Douglas B. Levene said...

Poor Linda. She's so sad that conservatives are no longer buying into the scam where liberal judges change the law however their little hearts desire, and conservative judges are bound by stare decisis to keep the liberal cases on the books. My heart bleeds for her.

Douglas B. Levene said...

Albert said, "Greenhouse is insufferable (with Toobin a close second)." I dunno, that's too close to call.

Qwinn said...

"Well, I guess this post is a way of psychologically comforting conservatives into slowly accepting the obvious truth that there was no constitutional or judicial provision that would have allowed Roberts to strike down the ACA and that he therefore made the right call."

Absurd. The dissents, quoted a thousand times on a thousand blogs, were pretty rock solid in their arguments that there's no constitutional or judicial provision that can justify *not* striking down the ACA. *That* is why we're so pissed off at Roberts. The case was open and shut, we even had "the architect of Obamacare" (named so by the Obama Administration and the liberal media, not us, until he became inconvenient) on tape admitting the intent of the law multiple times, and Roberts just threw it.

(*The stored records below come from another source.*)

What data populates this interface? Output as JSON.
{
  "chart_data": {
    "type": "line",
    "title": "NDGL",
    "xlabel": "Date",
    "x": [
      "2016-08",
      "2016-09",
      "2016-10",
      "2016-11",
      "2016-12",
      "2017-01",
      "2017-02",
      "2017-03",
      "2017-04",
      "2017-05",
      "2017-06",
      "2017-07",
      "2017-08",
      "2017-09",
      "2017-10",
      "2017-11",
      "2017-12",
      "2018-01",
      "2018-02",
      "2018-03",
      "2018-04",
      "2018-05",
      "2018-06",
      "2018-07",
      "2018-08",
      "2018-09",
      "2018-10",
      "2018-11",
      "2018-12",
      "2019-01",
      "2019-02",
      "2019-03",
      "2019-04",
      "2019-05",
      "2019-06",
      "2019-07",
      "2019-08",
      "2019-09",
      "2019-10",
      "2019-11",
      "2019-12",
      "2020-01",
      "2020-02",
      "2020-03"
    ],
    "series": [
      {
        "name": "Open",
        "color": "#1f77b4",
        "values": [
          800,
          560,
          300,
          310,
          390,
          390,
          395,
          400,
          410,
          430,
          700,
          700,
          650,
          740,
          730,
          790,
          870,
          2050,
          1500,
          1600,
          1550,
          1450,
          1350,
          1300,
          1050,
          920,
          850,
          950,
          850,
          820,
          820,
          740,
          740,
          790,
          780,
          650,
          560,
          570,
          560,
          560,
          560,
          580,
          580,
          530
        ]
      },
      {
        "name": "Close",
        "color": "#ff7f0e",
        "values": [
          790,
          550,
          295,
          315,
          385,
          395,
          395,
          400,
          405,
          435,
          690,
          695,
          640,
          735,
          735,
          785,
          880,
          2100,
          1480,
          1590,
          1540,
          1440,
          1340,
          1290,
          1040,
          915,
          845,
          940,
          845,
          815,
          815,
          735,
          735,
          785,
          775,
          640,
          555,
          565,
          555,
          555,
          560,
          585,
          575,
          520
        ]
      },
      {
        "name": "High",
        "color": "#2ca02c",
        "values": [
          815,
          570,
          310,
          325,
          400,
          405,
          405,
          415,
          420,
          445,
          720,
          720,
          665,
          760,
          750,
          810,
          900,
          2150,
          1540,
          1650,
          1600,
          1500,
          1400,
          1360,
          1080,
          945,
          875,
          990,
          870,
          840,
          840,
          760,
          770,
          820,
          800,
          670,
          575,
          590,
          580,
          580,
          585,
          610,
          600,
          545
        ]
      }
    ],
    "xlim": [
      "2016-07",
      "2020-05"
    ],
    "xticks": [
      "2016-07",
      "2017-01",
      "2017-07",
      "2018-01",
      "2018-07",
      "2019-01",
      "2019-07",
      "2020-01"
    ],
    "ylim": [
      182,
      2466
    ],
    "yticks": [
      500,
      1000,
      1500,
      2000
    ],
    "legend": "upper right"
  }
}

Kinda how like Holder withdrew the case against the Black Panthers intimidating white Philadelphia voters *after* he'd already won summary judgment against them. (I saw local news coverage on election day 2008 of witnesses testifying on camera to having experienced it, it was compelling eyewitness testimony, one by an Iraq veteran who was directly threatened, and I never saw it again anywhere, TV or blogs, after that day).